BERLIN taz ■ Die Grünen ziehen eine kritische Bilanz der Familienpolitik ihrer Regierung. „Familien sind noch immer benachteiligt“, heißt es in einem Eckpunktepapier, das die familienpolitische Sprecherin der grünen Bundestagsfraktion, Ekin Deligöz, gestern vorstellte. Die rot-grüne Zwischenbilanz sei zwar ein guter Anfang. „Aber es gibt aus grüner Sicht keinen Grund, sich auf diesen Lorbeeren auszuruhen.“ 15 Prozent aller Kinder lebten in relativer Armut, weitere 15 Prozent „in prekären Verhältnissen knapp oberhalb der Armutsgrenze.“ Die Grünen zielen daher auf eine Verdoppelung des Kindergeldes auf 600 Mark. Deligöz bezeichnete diese Zahl als „Vision“, ohne einen konkreten Zeitplan zu ihrer Umsetzung zu nennen. Als Zwischenschritt wollen die Grünen eine Kindergrundsicherung für bedürftige Familien einführen.

Dabei sollten zunächst 4,9 Millionen Kinder mit bis zu 200 Mark pro Kind und Monat gefördert werden. Im Gegenzug solle der Steuervorteil beim Ehegattensplitting begrenzt werden. Die Grundsicherung könnte nach Deligöz’ Worten noch in dieser Legislaturperiode eingeführt werden, in jedem Fall jedoch ab 2002. Bei der geplanten, aber noch nicht beschlossenen Kindergelderhöhung um 30 auf 300 Mark muss nach Ansicht der Grünen sichergestellt werden, dass nicht Leistungen für Familien gegeneinander ausgespielt würden. Es dürfe den Familien nicht nur Geld gegeben werden, das anderweitig bei Familien eingespart werde, sagte Deligöz. Außerdem müsse die Kindergelderhöhung auch für Sozialhilfeempfänger gelten und dürfe also nicht angerechnet werden.
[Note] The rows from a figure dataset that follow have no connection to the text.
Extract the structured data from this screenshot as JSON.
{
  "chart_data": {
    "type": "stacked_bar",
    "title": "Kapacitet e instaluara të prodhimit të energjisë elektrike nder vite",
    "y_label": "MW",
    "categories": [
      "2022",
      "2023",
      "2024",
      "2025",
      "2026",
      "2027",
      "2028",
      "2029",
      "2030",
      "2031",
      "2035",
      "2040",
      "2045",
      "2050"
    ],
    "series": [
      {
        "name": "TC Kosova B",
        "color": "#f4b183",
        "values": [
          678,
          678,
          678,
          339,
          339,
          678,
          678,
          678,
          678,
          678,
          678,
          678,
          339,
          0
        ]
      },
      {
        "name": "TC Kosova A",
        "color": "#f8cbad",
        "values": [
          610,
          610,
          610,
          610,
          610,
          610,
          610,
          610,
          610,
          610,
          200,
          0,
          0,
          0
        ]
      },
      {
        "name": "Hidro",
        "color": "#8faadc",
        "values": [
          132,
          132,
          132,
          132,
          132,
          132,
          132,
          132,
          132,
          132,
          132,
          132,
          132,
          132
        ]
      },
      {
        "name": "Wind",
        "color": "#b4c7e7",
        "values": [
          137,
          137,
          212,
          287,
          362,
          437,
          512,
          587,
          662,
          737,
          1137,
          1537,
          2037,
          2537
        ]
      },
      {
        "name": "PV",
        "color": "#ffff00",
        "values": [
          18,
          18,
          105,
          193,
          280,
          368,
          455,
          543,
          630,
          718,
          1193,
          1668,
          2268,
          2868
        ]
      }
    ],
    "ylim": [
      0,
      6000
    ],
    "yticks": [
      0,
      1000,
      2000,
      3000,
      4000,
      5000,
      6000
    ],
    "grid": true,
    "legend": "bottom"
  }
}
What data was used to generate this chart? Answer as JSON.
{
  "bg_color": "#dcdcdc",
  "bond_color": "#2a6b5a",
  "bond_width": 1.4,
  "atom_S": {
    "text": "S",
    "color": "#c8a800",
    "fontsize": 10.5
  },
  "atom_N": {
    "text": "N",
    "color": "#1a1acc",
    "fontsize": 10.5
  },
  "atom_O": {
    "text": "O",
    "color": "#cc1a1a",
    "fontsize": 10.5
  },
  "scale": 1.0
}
Forderungen von CDU und CSU nach einem „Familiengeld“ von bis zu 1.200 Mark im Monat lehnte Deligöz als unrealistisch ab. Das Eckpunktepapier soll die Grundlage der Beratungen einer Arbeitsgruppe zur Familienpolitik sein, die künftig unter Vorsitz von Grünen-Parteichef Fritz Kuhn arbeiten soll. Dem Parteigremium gehören außer Deligöz nur noch die schleswig-holsteinische Justizministerin Anne Lütkes sowie Katrin Göring-Eckardt an, die parlamentarische Geschäftsführerin der Bundestagsfraktion. Parallel zu dem Parteigremium berät eine Gruppe von knapp zehn jungen Bundestagsabgeordneten über Kinder- und Familienpolitik.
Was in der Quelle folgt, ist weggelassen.